起きると、血生臭い部屋にいた。赤い照明が目に眩しい。口の中で血の味がする。唇が切れたみたいだ。頭もひどく痛む。僕は椅子に縛り付けられていた。手首と胴、足首が縄で縛られていて、身動きが取れない。かなりきつく縛ってあるため、特に手首の鬱血がひどい。手先の感覚が消えかけていた。部屋の入り口の方を見ると、男が僕を睨みつけていた。逃げるのは不可能だ。男の手には鉄パイプが握られていた。
やれやれ、どうしてこんなことになってしまったのだろう。手出しするんじゃなかった。この問題は僕には大きすぎる。他の誰かが解決すべき問題だ。警察に通報しておけばよかった。
男が二人入ってくる。おそらく客だろう。
僕は今から殺されるのだ。そう思うと、何だか虚しさが込み上げてきた。僕の人生は屈み込んだまま終わるのだ。いや、僕はきっと跳躍するために屈んでいたわけじゃなく、ただ面倒だからしゃがんでいただけなのかもしれない。
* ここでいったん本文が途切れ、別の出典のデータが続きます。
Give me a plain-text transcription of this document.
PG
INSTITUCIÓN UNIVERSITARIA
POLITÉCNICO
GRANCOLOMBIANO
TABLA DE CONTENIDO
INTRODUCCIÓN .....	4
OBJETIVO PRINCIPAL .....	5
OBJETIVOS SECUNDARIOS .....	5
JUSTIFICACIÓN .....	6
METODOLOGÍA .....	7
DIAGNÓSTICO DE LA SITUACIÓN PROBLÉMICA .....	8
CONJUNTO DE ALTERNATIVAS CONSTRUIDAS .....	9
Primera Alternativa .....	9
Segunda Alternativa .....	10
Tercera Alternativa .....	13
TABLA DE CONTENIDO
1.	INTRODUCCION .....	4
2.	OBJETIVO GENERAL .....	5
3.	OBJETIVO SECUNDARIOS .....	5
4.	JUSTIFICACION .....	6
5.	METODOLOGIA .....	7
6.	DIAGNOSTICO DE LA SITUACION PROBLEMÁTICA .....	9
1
僕は何もしないまま、何もできないまま、人生を終える。旅はここでおしまい。
僕が死を覚悟した、その時だった。
客の一人が、入り口の男の顔を殴り、男を押さえ込んだのだ。男は反撃しようとしたが、もう一撃、顎を殴られ、気絶した。
「どういうことだ」
思わずそう呟いていた。
「援軍だよ」
客の一人が言った。よく見ると、見たことのある顔だった。訊くと、彼は僕の友達の知り合いだと教えてくれた。
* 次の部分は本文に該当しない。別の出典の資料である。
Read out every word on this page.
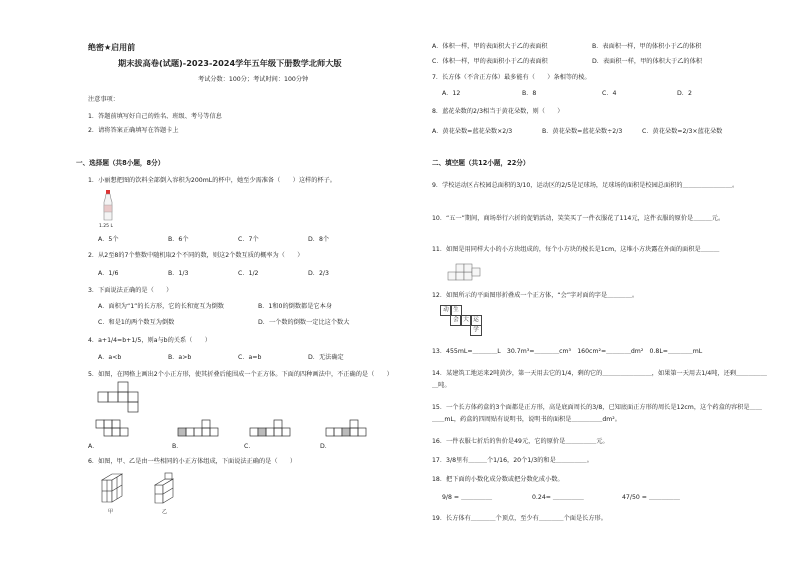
绝密★启用前
期末拔高卷(试题)-2023-2024学年五年级下册数学北师大版
考试分数：100分；考试时间：100分钟
注意事项：
1．答题前填写好自己的姓名、班级、考号等信息
2．请将答案正确填写在答题卡上
一、选择题（共8小题，8分）
1．小丽想把图的饮料全部倒入容积为200mL的杯中，她至少需准备（　　）这样的杯子。
1.25 L
A．5个	B．6个	C．7个	D．8个
2．从2至8的7个整数中随机取2个不同的数，则这2个数互质的概率为（　　）
A．1/6	B．1/3	C．1/2	D．2/3
3．下面说法正确的是（　　）
A．面积为“1”的长方形，它的长和宽互为倒数	B．1和0的倒数都是它本身
C．和是1的两个数互为倒数	D．一个数的倒数一定比这个数大
4．a+1/4=b+1/5，则a与b的关系（　　）
A．a<b	B．a>b	C．a=b	D．无法确定
5．如图，在网格上画出2个小正方形，使其折叠后能围成一个正方体。下面的四种画法中，不正确的是（　　）
A．	B．	C．	D．
6．如图，甲、乙是由一些相同的小正方体组成，下面说法正确的是（　　）
甲	乙
A．体积一样，甲的表面积大于乙的表面积	B．表面积一样，甲的体积小于乙的体积
C．体积一样，甲的表面积小于乙的表面积	D．表面积一样，甲的体积大于乙的体积
7．长方体（不含正方体）最多能有（　　）条相等的棱。
A．12	B．8	C．4	D．2
8．蓝花朵数的2/3相当于黄花朵数，则（　　）
A．黄花朵数=蓝花朵数×2/3	B．黄花朵数=蓝花朵数÷2/3	C．黄花朵数=2/3×蓝花朵数
二、填空题（共12小题，22分）
9．学校运动区占校园总面积的3/10，运动区的2/5是足球场，足球场的面积是校园总面积的＿＿＿＿＿＿＿＿。
10．“五一”期间，商场举行六折的促销活动，笑笑买了一件衣服花了114元，这件衣服的原价是＿＿＿元。
11．如图是用同样大小的小方块组成的，每个小方块的棱长是1cm，这堆小方块露在外面的面积是＿＿＿
12．如图所示的平面图形折叠成一个正方体，“会”字对面的字是＿＿＿＿。
动 生
会 大 运
学
13．455mL=＿＿＿＿L　30.7m³=＿＿＿＿cm³　160cm²=＿＿＿＿dm²　0.8L=＿＿＿＿mL
14．某建筑工地运来2吨黄沙，第一天用去它的1/4，剩的它的＿＿＿＿＿＿＿＿，如果第一天用去1/4吨，还剩＿＿＿＿＿＿吨。
15．一个长方体药盒的3个面都是正方形，高是底面周长的3/8，已知底面正方形的周长是12cm，这个药盒的容积是＿＿＿＿mL，药盒的四周贴有说明书，说明书的面积是＿＿＿＿＿dm²。
16．一件衣服七折后的售价是49元，它的原价是＿＿＿＿＿元。
17．3/8里有＿＿＿个1/16，20个1/3的和是＿＿＿＿＿。
18．把下面的小数化成分数或把分数化成小数。
9/8 = ＿＿＿＿＿	0.24= ＿＿＿＿＿	47/50 = ＿＿＿＿＿
19．长方体有＿＿＿＿个顶点，至少有＿＿＿＿个面是长方形。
「君を助けてやってくれと頼まれてね。勿論警察にも連絡済みだ。そろそろ来る頃合いだろう。僕とこいつは空手をやっている。だからまあ、並のチンピラには負けやしない」
そうは言っても、こんな怪しい店に二人で来るとは。
いや、それは僕も同じか。
「とりあえず逃げよう。こんな場所、警察に任せておけばいい」
彼は僕の縄を解いた。
「人を殺したいと思うことは、誰しもきっとあるのだろう。でも僕は現代社会で殺人は起きてほしくない。誰も人を殺さないでほしい。そう思うんだ。何のことはない、僕のただの願望なんだけどね。難しいことはよくわからないから」
「わかります。人の可能性を奪うべきではないんだ」
「そうだね」
僕は彼らと店を出た。階段を上り切った時、店のドアが開いて、先輩が顔を出した。先輩は僕を一瞥すると、店の中へ戻った。僕らはそのまま商店街を駆けて行った。